BTW, knot-resolver is the resolver used by 1.1.1.1, so I wouldn’t say it has few eyeballs, given how new the project is. The main question: I certainly see advantages, but obviously I can’t be completely impartial. Turris switching away from knot-resolver (by default) seems very unlikely to me, but ultimately it wouldn’t be my decision anyway.

Yes, I was aware that Cloudflare uses Knot Resolver. I also know that they heavily modify and test the software that they use; and they use a modern cloud setup with anycast and load balancers, so a single server crashing wouldn’t disrupt their service.

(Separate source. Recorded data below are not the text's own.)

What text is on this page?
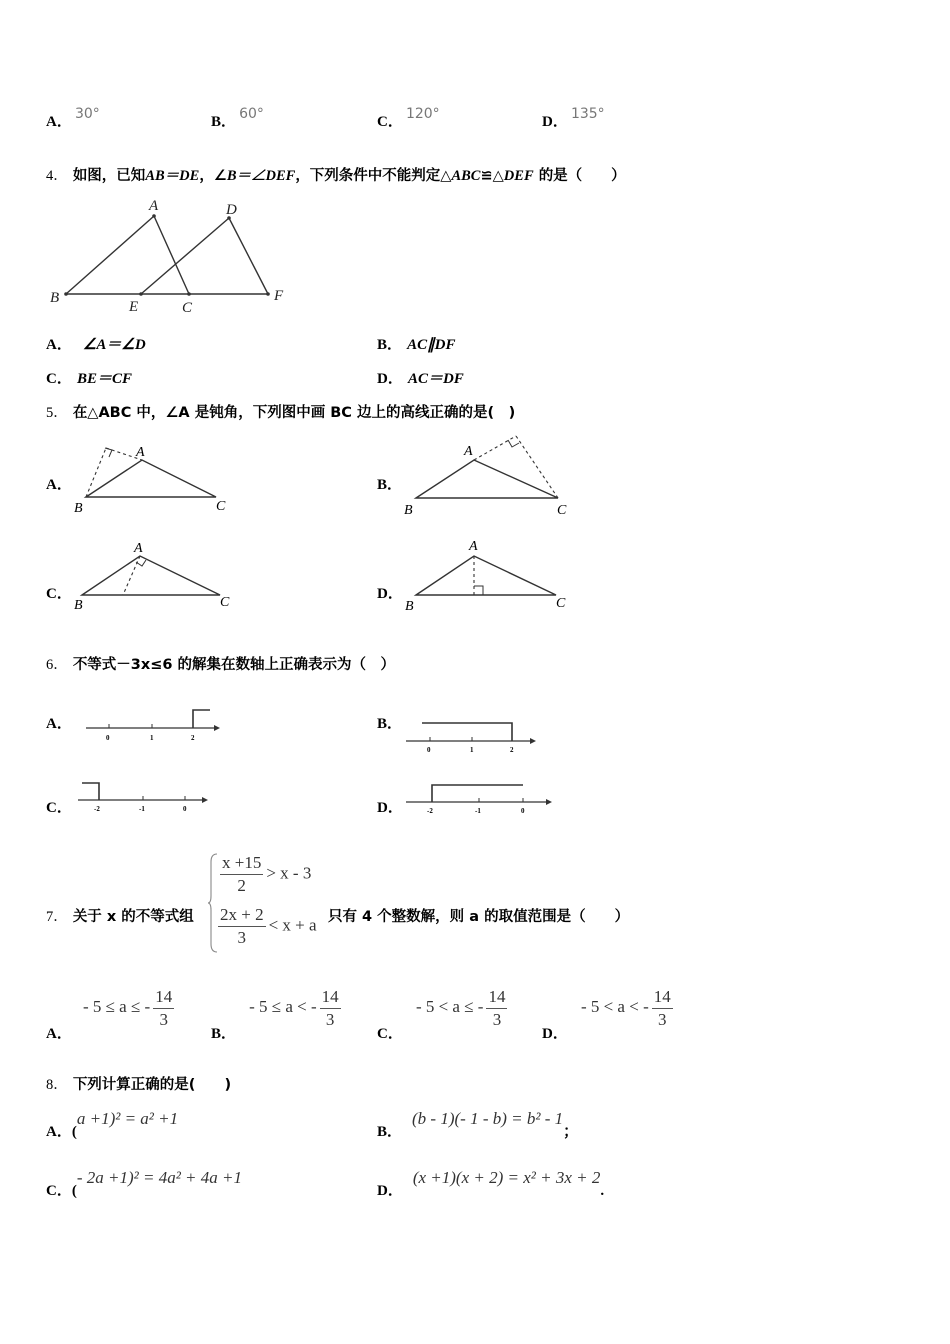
A． 30°	B． 60°	C． 120°	D． 135°
4． 如图，已知AB＝DE，∠B＝∠DEF，下列条件中不能判定△ABC≌△DEF 的是（　　）
A	D
B
E	C
F
A． ∠A＝∠D	B． AC∥DF
C． BE＝CF	D． AC＝DF
5． 在△ABC 中，∠A 是钝角，下列图中画 BC 边上的高线正确的是(　)
A．
A
B	C
B．
A
B	C
C．
A
B	C
D．
A
B	C
6． 不等式－3x≤6 的解集在数轴上正确表示为（　）
A．
0	1	2
B．
0	1	2
C．	-2	-1	0	D．	-2	-1	0
7． 关于 x 的不等式组
$\frac{x +15}{2} > x - 3$
$\frac{2x + 2}{3} < x + a$ 只有 4 个整数解，则 a 的取值范围是（　　）
A． - 5 ≤ a ≤ - $\frac{14}{3}$
B． - 5 ≤ a < - $\frac{14}{3}$
C． - 5 < a ≤ - $\frac{14}{3}$
D． - 5 < a < - $\frac{14}{3}$
8． 下列计算正确的是(　　)
A．(a +1)² = a² +1
B．(b - 1)(- 1 - b) = b² - 1；
C．(- 2a +1)² = 4a² + 4a +1
D．(x +1)(x + 2) = x² + 3x + 2.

I’m not sure if the device ran out of RAM or /tmp. All I can say is it has been 4 days running dnsmasq-full, and it has plenty of available memory.

I think debugging a crashing service on a device used by dozens of simultaneous users (who are at work providing a service to hundreds of clients) is not a prudent maneuver, but I guess I can reinstall knot-resolver on my first Omnia with merely 8 users and hope that it crashes.

On Omnia kresd service does get restarted as expected. I now tried kill and kill -9. I’m surprised it apparently takes up to five seconds (roughly) for the process to re-appear, so some queries would be lost, but that shouldn’t matter in practice. (Under systemd this seems to work better.) Cache is persistent through restarts by default, so there won’t be this slow startup period.

Well, I’m pretty sure that implementation of DNSSEC in dnsmasq is buggy and not that robust like other resolvers. Almost nobody uses it, because it is off by default. If you encounter temporary problems with Knot resolver, the easiest solution is to switch to unbound, which is already installed and all you have to do is editting configuration file /etc/config/resolver

2 Likes

I see. After 1½ weeks, dnsmasq stopped responding to DNS requests on the network. So, I’m going to try knot-resolver with debugging turned on, and see how long it takes to fail. And hopefully find what it’s doing.

Alright, something really is filling the RAM and triggering the oom-killer. The vexing part is that it runs occasionally, so most of the time I’m seeing the router with over 1 GB of available memory, and then in a flash some important daemon has been killed. I suspect the culprit is ucollect.

Also, unbound is not installed by default.